I think you're doing the right thing now. With food you can redirect his attention to you. I live on a busy road and we have to cross it to get to the park. I make Elza sit at the curb and just wait there, sometimes longer so she can get used to the noise and shapes of all cars. I don't make her rush, I just stand there calmly and look at the cars and let the leash loose. Safely obviously but not tense so there is no bad energy goes through the lead. 
I don't really understand why can't you take your other dog too. A calm dog would help Boris to see that's ok to be around these things and nothing will happen. I think you could take them out together. Of course I'm no trainer but a calm "pack" could only help an anxious dog. 
Hope Boris will improve soon, good luck! :


----------



## hotmischief (Mar 11, 2012)

veifera said:


> Thinking out loud: is there any place you could take him to play safely in full view of traffic? Probably will take a bit to calm down but on the other hand it will give him good exposure and good vibe?


Unfortunately I can't think of anywhere he could play near traffic. I took both boys to the forrest last week and the car park backs onto a busy road. At 5:00 in the afternoon when we got back to the Jeep the road was very busy.
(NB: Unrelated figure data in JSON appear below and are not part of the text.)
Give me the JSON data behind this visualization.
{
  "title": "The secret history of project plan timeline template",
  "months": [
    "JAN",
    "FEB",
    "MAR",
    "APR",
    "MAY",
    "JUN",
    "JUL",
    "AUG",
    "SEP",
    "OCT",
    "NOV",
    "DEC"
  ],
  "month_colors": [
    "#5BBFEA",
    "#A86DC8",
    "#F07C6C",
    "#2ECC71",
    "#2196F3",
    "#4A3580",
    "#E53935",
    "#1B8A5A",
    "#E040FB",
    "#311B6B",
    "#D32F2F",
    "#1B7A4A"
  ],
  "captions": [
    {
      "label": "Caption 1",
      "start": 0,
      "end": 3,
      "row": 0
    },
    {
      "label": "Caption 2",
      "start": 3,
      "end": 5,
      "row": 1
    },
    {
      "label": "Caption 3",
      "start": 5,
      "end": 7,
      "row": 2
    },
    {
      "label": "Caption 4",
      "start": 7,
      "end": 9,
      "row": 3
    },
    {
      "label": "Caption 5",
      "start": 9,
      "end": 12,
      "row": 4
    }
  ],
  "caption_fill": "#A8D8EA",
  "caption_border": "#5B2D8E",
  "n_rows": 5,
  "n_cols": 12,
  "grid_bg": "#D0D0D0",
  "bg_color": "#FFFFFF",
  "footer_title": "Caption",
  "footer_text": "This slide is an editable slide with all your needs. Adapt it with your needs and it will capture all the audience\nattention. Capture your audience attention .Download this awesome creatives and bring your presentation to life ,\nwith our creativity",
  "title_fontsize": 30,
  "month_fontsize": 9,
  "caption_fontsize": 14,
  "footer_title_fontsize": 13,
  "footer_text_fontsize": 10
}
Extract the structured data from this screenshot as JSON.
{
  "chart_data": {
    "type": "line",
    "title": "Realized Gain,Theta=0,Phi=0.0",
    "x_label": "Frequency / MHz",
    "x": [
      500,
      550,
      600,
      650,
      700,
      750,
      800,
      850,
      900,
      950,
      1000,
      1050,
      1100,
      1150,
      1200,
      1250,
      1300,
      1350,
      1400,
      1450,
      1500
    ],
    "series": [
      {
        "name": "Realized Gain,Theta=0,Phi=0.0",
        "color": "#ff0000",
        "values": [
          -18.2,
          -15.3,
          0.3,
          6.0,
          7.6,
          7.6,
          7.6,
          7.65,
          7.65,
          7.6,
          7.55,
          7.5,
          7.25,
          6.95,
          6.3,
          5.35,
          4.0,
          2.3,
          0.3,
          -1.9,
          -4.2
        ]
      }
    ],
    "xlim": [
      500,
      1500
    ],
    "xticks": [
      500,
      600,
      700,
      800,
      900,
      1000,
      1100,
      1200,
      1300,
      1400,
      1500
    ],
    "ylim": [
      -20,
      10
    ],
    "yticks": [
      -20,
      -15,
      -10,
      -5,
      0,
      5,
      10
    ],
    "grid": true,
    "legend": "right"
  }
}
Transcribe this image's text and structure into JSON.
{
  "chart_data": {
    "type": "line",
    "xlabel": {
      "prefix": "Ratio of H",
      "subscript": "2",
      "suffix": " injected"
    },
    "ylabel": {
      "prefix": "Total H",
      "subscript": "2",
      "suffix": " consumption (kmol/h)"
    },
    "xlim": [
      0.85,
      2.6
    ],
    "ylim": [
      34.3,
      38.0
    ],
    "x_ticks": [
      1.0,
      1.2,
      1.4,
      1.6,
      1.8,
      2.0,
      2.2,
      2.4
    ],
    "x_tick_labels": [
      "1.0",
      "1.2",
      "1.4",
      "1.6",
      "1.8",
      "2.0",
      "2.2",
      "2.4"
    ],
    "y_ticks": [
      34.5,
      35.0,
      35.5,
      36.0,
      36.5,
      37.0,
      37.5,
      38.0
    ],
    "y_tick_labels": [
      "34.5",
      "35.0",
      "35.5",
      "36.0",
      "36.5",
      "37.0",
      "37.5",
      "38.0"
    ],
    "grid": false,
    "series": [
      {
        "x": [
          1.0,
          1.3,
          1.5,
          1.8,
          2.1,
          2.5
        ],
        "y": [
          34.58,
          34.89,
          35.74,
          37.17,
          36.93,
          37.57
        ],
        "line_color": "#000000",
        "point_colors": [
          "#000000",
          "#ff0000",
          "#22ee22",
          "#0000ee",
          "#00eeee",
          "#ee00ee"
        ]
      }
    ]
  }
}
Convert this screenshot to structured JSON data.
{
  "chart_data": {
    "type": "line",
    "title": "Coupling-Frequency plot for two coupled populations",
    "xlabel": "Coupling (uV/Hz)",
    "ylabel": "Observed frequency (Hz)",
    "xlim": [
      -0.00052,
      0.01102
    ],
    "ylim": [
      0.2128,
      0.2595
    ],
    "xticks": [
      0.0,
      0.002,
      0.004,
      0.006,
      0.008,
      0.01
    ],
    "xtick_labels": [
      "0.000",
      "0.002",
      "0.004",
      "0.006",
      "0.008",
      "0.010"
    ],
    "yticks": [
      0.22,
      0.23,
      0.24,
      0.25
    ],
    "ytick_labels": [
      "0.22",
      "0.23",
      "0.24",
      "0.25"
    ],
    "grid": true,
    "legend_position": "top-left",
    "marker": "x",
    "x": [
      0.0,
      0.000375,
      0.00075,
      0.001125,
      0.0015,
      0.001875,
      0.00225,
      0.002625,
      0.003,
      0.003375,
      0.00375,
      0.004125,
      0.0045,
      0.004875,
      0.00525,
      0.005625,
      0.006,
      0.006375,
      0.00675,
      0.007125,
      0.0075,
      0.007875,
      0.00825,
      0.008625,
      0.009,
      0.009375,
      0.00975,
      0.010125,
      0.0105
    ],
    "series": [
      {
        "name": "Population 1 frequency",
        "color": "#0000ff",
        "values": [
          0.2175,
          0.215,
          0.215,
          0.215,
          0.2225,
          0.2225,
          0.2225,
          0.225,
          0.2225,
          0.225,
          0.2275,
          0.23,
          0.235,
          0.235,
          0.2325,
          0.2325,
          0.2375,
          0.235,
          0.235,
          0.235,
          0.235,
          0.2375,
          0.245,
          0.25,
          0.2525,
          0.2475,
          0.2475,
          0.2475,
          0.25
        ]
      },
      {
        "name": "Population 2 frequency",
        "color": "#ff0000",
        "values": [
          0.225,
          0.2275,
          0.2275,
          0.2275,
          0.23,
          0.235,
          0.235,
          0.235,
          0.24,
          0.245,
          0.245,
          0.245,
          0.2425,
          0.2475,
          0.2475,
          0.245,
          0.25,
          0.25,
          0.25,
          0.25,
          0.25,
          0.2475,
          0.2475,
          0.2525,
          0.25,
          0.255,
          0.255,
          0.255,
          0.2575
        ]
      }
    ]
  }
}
He couldn't see the traffic at the back of the Jeep, just hear it and he was frantic, even with Fergus standing calmly beside him. He kept trying to jump into the jeep - it was awful to see how frightened he was. I think that day I realised that I had to try a different approach.

Adrino, I will try taking Fergus with me next time - it can't do any harm, and you never know it might do some good. ??? ???


----------